Richard Holloway 'In Conversation’ with QMU on death, dying, grief and loss
Queen Margaret University (QMU), Edinburgh, was delighted to welcome Richard Holloway FRSE (Fellowship of the Royal Society of Edinburgh) on Wednesday 25 September for an 'In Conversation' event on death, dying, grief and loss. The aim of the afternoon’s discussion was to create a conversational space for staff and students to share, reflect upon and talk openly about the shared human reality of death.
Born in Glasgow and raised in nearby Dunbartonshire, Richard left home at the age of 14 to be educated and trained for the priesthood at an English monastery. By the age of 25, he was ordained and back in Glasgow, working in some of the city's most deprived areas, before eventually rising to the upper echelons of the Anglican Church. He is also a writer and broadcaster and has contributed to The Times, The Guardian, Sunday Herald and The Scotsman, in addition to hosting shows on BBC Scotland and Radio 4.
Over 80 attendees from QMU's student and staff community came along to engage with the celebrated author and former Bishop of Edinburgh, who spoke with great warmth and humour. Richard shared memories, anecdotes, and passages from his previous books - as well as selected excerpts from philosophy and poetry.

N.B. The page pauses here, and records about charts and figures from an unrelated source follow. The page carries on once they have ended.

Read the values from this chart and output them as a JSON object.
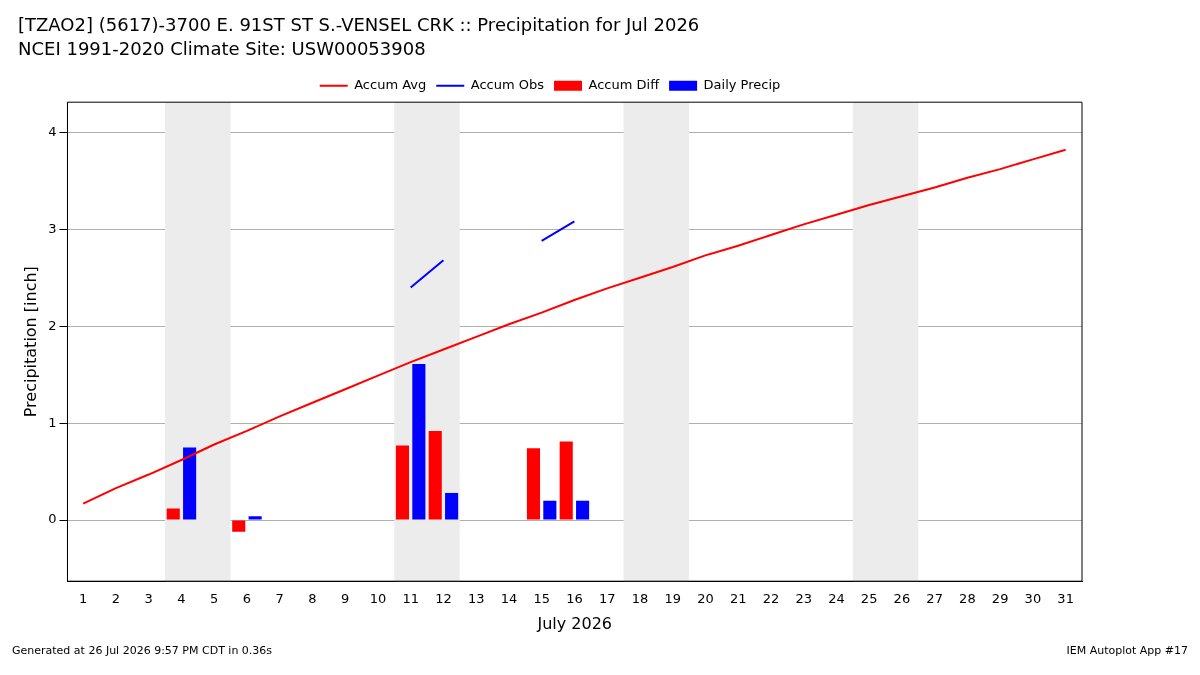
{
  "chart_data": {
    "type": "bar",
    "title": "[TZAO2] (5617)-3700 E. 91ST ST S.-VENSEL CRK :: Precipitation for Jul 2026",
    "subtitle": "NCEI 1991-2020 Climate Site: USW00053908",
    "xlabel": "July 2026",
    "ylabel": "Precipitation [inch]",
    "x": [
      1,
      2,
      3,
      4,
      5,
      6,
      7,
      8,
      9,
      10,
      11,
      12,
      13,
      14,
      15,
      16,
      17,
      18,
      19,
      20,
      21,
      22,
      23,
      24,
      25,
      26,
      27,
      28,
      29,
      30,
      31
    ],
    "series": [
      {
        "name": "Accum Avg",
        "type": "line",
        "color": "#ff0000",
        "values": [
          0.17,
          0.33,
          0.47,
          0.62,
          0.78,
          0.92,
          1.07,
          1.21,
          1.35,
          1.49,
          1.63,
          1.76,
          1.89,
          2.02,
          2.14,
          2.27,
          2.39,
          2.5,
          2.61,
          2.73,
          2.83,
          2.94,
          3.05,
          3.15,
          3.25,
          3.34,
          3.43,
          3.53,
          3.62,
          3.72,
          3.82
        ]
      },
      {
        "name": "Accum Obs",
        "type": "line",
        "color": "#0000ff",
        "values": [
          null,
          null,
          null,
          null,
          null,
          null,
          null,
          null,
          null,
          null,
          2.4,
          2.68,
          null,
          null,
          2.88,
          3.08,
          null,
          null,
          null,
          null,
          null,
          null,
          null,
          null,
          null,
          null,
          null,
          null,
          null,
          null,
          null
        ]
      },
      {
        "name": "Accum Diff",
        "color": "#ff0000",
        "values": [
          null,
          null,
          null,
          0.12,
          null,
          -0.12,
          null,
          null,
          null,
          null,
          0.77,
          0.92,
          null,
          null,
          0.74,
          0.81,
          null,
          null,
          null,
          null,
          null,
          null,
          null,
          null,
          null,
          null,
          null,
          null,
          null,
          null,
          null
        ]
      },
      {
        "name": "Daily Precip",
        "color": "#0000ff",
        "values": [
          null,
          null,
          null,
          0.75,
          null,
          0.04,
          null,
          null,
          null,
          null,
          1.61,
          0.28,
          null,
          null,
          0.2,
          0.2,
          null,
          null,
          null,
          null,
          null,
          null,
          null,
          null,
          null,
          null,
          null,
          null,
          null,
          null,
          null
        ]
      }
    ],
    "xlim": [
      0.52,
      31.5
    ],
    "xticks": [
      1,
      2,
      3,
      4,
      5,
      6,
      7,
      8,
      9,
      10,
      11,
      12,
      13,
      14,
      15,
      16,
      17,
      18,
      19,
      20,
      21,
      22,
      23,
      24,
      25,
      26,
      27,
      28,
      29,
      30,
      31
    ],
    "ylim": [
      -0.63,
      4.31
    ],
    "yticks": [
      0,
      1,
      2,
      3,
      4
    ],
    "bands": [
      {
        "axis": "x",
        "from": 3.5,
        "to": 5.5,
        "color": "#ececec"
      },
      {
        "axis": "x",
        "from": 10.5,
        "to": 12.5,
        "color": "#ececec"
      },
      {
        "axis": "x",
        "from": 17.5,
        "to": 19.5,
        "color": "#ececec"
      },
      {
        "axis": "x",
        "from": 24.5,
        "to": 26.5,
        "color": "#ececec"
      }
    ],
    "grid": "y",
    "legend": "top",
    "annotations": [
      "Generated at 26 Jul 2026 9:57 PM CDT in 0.36s",
      "IEM Autoplot App #17"
    ]
  }
}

The floor was then opened for the audience and event moderators (Kristina Mountain and Dr Erna Haraldsdottir from QMU's Nursing division, and Dr Michelle Elliot from the division of Occupational Therapy) to continue the conversation.
During the event - personal experiences, reflections on emotionality in professional contexts, challenges facing staff and receivers of health care services, and a collective appreciation for the opportunity to share and to listen - were all conveyed. Richard Holloway reflected afterwards that he "enjoyed the session and was impressed by the participants and the quality of the discussion”.
"The panel, as a whole, stimulated a fascinating discussion and space to think about our attitudes, beliefs and responses to death, dying and palliative care," said one attendee. "It was valuable to have people present from across different disciplines. Richard was so inspiring to listen to and very thoughtful and present. It made for a truly special experience."
Another said: "[The event was] entertaining, relevant and very human. I enjoyed the concept of a conversation rather than labelling it a 'talk' or 'lecture'. It worked well, and people felt able to speak up. The talk was also transferable across all aspects of health and well-being."